The military kept him flying around to gain airtime. He flew to Randolph Field in Texas. In his letter home, he wrote. “Me and some other officers drove down to New Orleans. What a trip! When we arrived in New Orleans, the entire Navy must have turned out as on every corner there was a sailor dressed in uniform. It was quite a sight. Me and the boys got to run around the French Village and I had my first fresh oysters.” 

Immediately after this trip, the government stopped all communication, and he couldn’t contact his family for nearly two months. A few pilots got to catch extra hours in the airplanes and flew up to New York City. He spent the night in the Commodore Hotel, “New York’s best located hotel”. He noted: “The hotel bed sure felt good. At the barracks the shower and toilet were 100 feet away”.

This is all right before flying out to the Assam Valley in India, 15,000 miles away.

Since he couldn’t contact family, the first thing he did in India was buy my grandmother some silk.  It was $3 a yard. He sent this home and wrote to her. “Guess what I’ve done? And by this address I’m sure it won’t take you 2 guesses. Here’s some silk.
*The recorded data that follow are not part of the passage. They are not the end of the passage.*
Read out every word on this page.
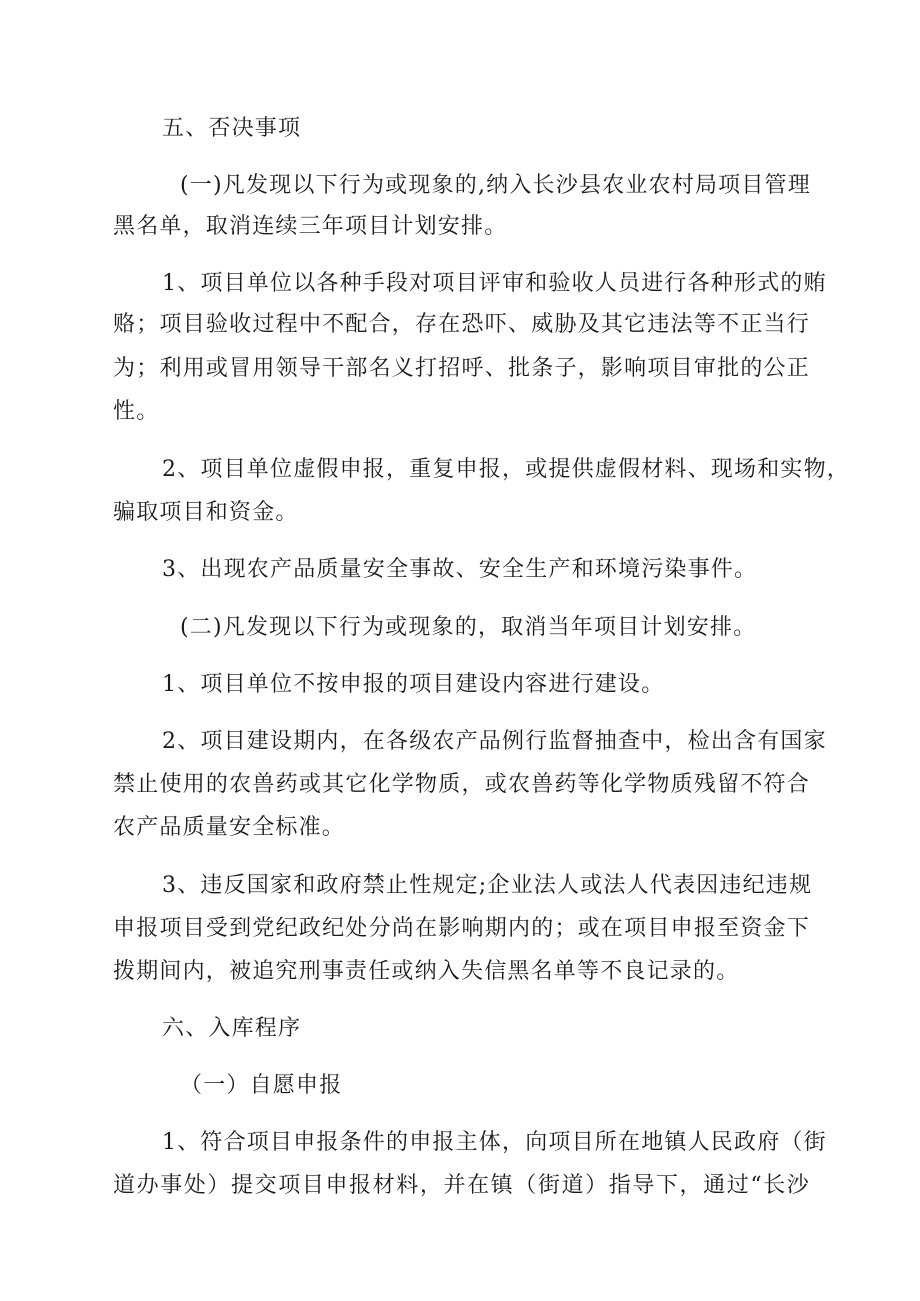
五、否决事项
(一)凡发现以下行为或现象的,纳入长沙县农业农村局项目管理
黑名单，取消连续三年项目计划安排。
1、项目单位以各种手段对项目评审和验收人员进行各种形式的贿
赂；项目验收过程中不配合，存在恐吓、威胁及其它违法等不正当行
为；利用或冒用领导干部名义打招呼、批条子，影响项目审批的公正
性。
2、项目单位虚假申报，重复申报，或提供虚假材料、现场和实物，
骗取项目和资金。
3、出现农产品质量安全事故、安全生产和环境污染事件。
(二)凡发现以下行为或现象的，取消当年项目计划安排。
1、项目单位不按申报的项目建设内容进行建设。
2、项目建设期内，在各级农产品例行监督抽查中，检出含有国家
禁止使用的农兽药或其它化学物质，或农兽药等化学物质残留不符合
农产品质量安全标准。
3、违反国家和政府禁止性规定;企业法人或法人代表因违纪违规
申报项目受到党纪政纪处分尚在影响期内的；或在项目申报至资金下
拨期间内，被追究刑事责任或纳入失信黑名单等不良记录的。
六、入库程序
（一）自愿申报
1、符合项目申报条件的申报主体，向项目所在地镇人民政府（街
道办事处）提交项目申报材料，并在镇（街道）指导下，通过“长沙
Make yourself some pajamas.”

In a letter to his brother dated December 16th 1944; “we are flying Himalayas between 18,000 and 30,000 feet and boy, that is hard on this old man. The trips are averaging 8 to 12 hours. Winds are 60 to 100 mph and we fly on oxygen. So far I’m at 15 trips with 50 or 60 to go.”

Originally thinking he was in line for the C-47 or C-54. He noted he liked “4 fans”. They assigned him duty on the C-87. Many problems plagued the C-87, making it accident-prone. Among the problems included leaky fuel lines, a tendency to spin or stall when confronted with wind conditions. There were also multiple failures of landing gear, electrical systems, and hydraulic systems. He received the Distinguished Flying Cross for a return trip at night. He was the pilot. The aircraft lost electrical power, and the cockpit went dark. He completed the mission with a flashlight to check instruments and sharing light with the navigator. He noted an “uproar” when he landed, returning the crew and the aircraft safely back. The ground crew was more than ecstatic about his accomplishment. In that time period, during the first two months of 1945, fierce winter storms blew across the Himalayas and extended mission times. In a single day, the military recorded the loss and write-off of 14 transports, with 42 crewmen missing. 69 aircraft crashed and caused the death of 95 crewmen in total. He and his crew survived that night.